Tuesday 12 December 2017

12-year-olds should not be left feeling excluded at school, but many are

(Stock picture)
(Stock picture)
Katherine Donnelly

Katherine Donnelly

Girls tend to be harder on themselves than boys. There is plenty of anecdotal evidence of that, and it is backed by research.

Dr Emer Smyth, author of the new ESRI report on the transition to second-level, says it is based on an anxiety to do well, and can include worries such as body image.

Everyone knows a cruel downside of the age of digital technology and social media, are the children, generally girls, whose lives revolve too much around how many 'likes' they get when they post a photograph online.

So, when it comes to the major life changes such as moving up from primary to post-primary, girls are more apprehensive and fret about whether they will be popular and how well they will perform academically in this new context.

A 12 to 13-year-old girl, or boy, should have no such concerns, and the challenge, for parents, educators, and policy-makers, is to ensure that every child, from an early age, is supported to build confidence and self-esteem, and the resilience necessary to deal with life, and life's changes.

It is not only girls who are being shown to suffer at this critical juncture. What the ESRI research also exposes is how children from migrant communities and children with special educational needs suffer most. These minority groups are the most vulnerable: according to the study, young people from immigrant families had fewer friends than their Irish peers, and those with special educational needs significantly fewer friends than other groups.

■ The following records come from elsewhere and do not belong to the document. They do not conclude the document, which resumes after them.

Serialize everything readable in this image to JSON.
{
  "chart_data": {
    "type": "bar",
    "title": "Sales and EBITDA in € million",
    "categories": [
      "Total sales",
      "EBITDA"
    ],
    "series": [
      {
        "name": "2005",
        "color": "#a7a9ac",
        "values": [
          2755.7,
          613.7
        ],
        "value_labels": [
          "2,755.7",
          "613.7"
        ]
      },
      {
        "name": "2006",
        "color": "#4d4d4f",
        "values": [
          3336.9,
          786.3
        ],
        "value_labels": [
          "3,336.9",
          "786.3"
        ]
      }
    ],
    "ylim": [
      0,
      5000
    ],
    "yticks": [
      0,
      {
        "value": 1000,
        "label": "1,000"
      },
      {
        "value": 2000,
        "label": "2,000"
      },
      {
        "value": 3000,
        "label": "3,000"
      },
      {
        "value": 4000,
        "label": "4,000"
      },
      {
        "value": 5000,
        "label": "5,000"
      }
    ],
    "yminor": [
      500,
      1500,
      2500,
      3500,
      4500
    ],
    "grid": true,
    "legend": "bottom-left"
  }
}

It also tells us that such friendships are key to the settling-in process, so, from the beginning of second level, they are more likely to feel excluded.

Whether it is a language barrier, a cultural difference or a learning difficulty, these children are on the margins, and they should not be.

Thanks to this research, we know the extent of the problem at the point of transition to second-level, because that is when the question was asked. It is fair to assume that marginalisation is a longer-term issue. The last word in Dr Smyth's report is well-being. It is the word that needs to be first and foremost in the minds of all who have a responsibility for children, because if they are not feeling good about themselves, they will not flourish, at school or in life. This September sees the introduction of a well-being programme for junior cycle students but clearly a lot of work needs to be done earlier.